Je fis sa connaissance en 2000 de manière étrange. Il était venu au musée tout débraillé et passablement pompette mais il y avait comme toujours plein de choses à faire au bureau. L’ancien local de la Maison de la Photographie de Moscou avait une cuisine où tous ceux qui venaient me voir au musée allaient prendre une tasse de thé en attendant que j’en aie fini avec mes occupations quotidiennes. Ce soir-là Garik Pinkhassov, un vieil ami et le seul photographe russe de l’agence « Magnum », se trouvait justement dans cette cuisine. Lorsque à minuit largement passé j’allai enfin voir mes visiteurs, Tchilikov n’était plus là et nous sommes allés chez moi avec Garik à discuter jusqu’à cinq heures du matin. A l’aube il déposa sur la table des petites épreuves contact, pas plus grandes qu’un quart de A4, en disant que cela pouvait être intéressant. Et j’eus le souffle coupé. Je voulus savoir d’où provenaient ces chefs-d’oeuvre. Il me dit qu’il les tenait de Tchilikov avec qui il avait passé la soirée à discuter. Le matin venu, je me mis à sa recherche et je trouvai Serguei sans papiers, sans appareil photo mais avec un sac à dos rempli de photos géniales. On commença par lui faire refaire ses papiers, ensuite on lui acheta un appareil photo, puis on acquit pour le musée ses oeuvres fantastiques et quelques mois plus tard on organisa son exposition qui lui fit obtenir le prix de « La couronne d’argent ». Cette couronne d’argent, j’en étais sûre, Tchilikov l’avait toujours portée. Une lumière pleine d’étonnante énergie émanaient de lui et transfigurait tous ceux qui se trouvaient dans le cercle de son rayonnement. Ainsi dans les années 1980 une nouvelle pousse photographique pointa à Iochkar-Ola, ville à l’université de laquelle Tchilikov enseignait la philosophie et où il organisa le premier festival de la photo en Russie.

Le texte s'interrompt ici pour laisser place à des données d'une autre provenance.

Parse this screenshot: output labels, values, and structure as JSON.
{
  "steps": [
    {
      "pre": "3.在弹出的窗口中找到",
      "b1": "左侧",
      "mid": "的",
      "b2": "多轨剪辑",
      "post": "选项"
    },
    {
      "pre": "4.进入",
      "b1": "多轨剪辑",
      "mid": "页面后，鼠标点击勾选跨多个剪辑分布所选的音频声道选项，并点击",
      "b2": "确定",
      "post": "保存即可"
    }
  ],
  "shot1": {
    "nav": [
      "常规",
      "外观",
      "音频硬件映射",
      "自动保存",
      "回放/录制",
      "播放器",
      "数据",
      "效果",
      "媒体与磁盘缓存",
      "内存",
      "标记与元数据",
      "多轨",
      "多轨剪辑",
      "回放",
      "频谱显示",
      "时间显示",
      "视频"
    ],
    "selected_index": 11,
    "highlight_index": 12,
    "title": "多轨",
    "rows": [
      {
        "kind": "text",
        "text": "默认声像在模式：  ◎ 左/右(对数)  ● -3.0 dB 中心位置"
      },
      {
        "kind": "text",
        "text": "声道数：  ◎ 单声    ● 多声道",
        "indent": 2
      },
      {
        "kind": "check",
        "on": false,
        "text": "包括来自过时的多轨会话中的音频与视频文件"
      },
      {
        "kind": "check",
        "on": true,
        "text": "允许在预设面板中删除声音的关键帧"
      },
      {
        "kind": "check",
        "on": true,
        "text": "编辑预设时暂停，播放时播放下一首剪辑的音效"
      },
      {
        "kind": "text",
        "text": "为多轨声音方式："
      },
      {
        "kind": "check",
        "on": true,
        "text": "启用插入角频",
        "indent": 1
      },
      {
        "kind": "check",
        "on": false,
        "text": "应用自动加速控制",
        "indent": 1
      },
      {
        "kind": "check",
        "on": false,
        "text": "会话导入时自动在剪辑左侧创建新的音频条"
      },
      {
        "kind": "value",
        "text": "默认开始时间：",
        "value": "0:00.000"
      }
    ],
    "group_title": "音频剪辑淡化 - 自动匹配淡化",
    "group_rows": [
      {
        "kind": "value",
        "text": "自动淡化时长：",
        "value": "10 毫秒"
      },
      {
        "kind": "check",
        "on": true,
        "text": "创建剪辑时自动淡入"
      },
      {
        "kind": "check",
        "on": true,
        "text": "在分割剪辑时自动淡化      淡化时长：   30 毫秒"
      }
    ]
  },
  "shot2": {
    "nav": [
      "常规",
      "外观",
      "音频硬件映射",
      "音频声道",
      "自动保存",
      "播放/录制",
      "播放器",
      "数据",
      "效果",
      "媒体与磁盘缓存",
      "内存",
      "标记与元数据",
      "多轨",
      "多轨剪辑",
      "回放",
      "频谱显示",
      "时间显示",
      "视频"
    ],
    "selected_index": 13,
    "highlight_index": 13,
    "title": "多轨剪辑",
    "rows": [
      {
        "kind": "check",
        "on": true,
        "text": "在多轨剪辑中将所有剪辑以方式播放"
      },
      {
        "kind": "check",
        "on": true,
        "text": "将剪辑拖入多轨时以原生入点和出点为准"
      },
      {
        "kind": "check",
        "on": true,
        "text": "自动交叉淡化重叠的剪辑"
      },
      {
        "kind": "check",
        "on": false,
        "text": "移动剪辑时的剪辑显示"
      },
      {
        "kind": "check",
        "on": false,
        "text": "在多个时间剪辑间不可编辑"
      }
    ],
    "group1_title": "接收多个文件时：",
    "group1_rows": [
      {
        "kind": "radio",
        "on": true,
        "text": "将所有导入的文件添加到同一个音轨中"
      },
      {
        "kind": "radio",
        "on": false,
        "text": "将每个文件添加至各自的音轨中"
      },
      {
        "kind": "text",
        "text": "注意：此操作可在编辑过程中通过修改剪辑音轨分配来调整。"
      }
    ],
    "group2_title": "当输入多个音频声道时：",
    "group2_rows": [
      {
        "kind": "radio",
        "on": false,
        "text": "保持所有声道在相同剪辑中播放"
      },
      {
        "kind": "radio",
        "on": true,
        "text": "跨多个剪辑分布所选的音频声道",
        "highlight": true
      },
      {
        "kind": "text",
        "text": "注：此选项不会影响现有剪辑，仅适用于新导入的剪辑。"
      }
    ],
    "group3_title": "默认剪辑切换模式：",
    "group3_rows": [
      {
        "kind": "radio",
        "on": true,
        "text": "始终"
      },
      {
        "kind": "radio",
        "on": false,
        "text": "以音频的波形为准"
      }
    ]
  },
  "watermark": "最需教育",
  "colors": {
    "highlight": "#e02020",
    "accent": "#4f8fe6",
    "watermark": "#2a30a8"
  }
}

En se consacrant à la photo à l’époque de stagnation sous Brejnev en 1976, non seulement il exprima son époque mais il fut en avance sur son temps. Il avait inventé sa propre méthode — la photo-provocation. Son objectif dirigé sur une personne devenait une source d’attention dont cette personne était privée du fait de la monotonie de la vie de tous les jours dans le cadre limité du système soviétique absurde. Ses performances photographiques exprimaient d’une part le subconscient collectif de l’homo sovieticus mais d’autre part provoquaient ses participants à extérioriser « le naturel humain », profondément caché sous les règles et normes artificielles. Cela créait une étonnante tension entre les poses « artificielles » statiques des personnages et la dynamique de leur ressenti intérieur. Serguei Tchilikov articulait dans ses oeuvres la déchirure toujours présente entre le rêve et la réalité du monde environnant. Les photos de Serguei Tchilikov transposent dans le visuel la perception tchékhovienne du monde où le tenaillement entre l’absurde et l’esprit de liberté s’exprime dans les contextes fermés du quotidien le plus banal.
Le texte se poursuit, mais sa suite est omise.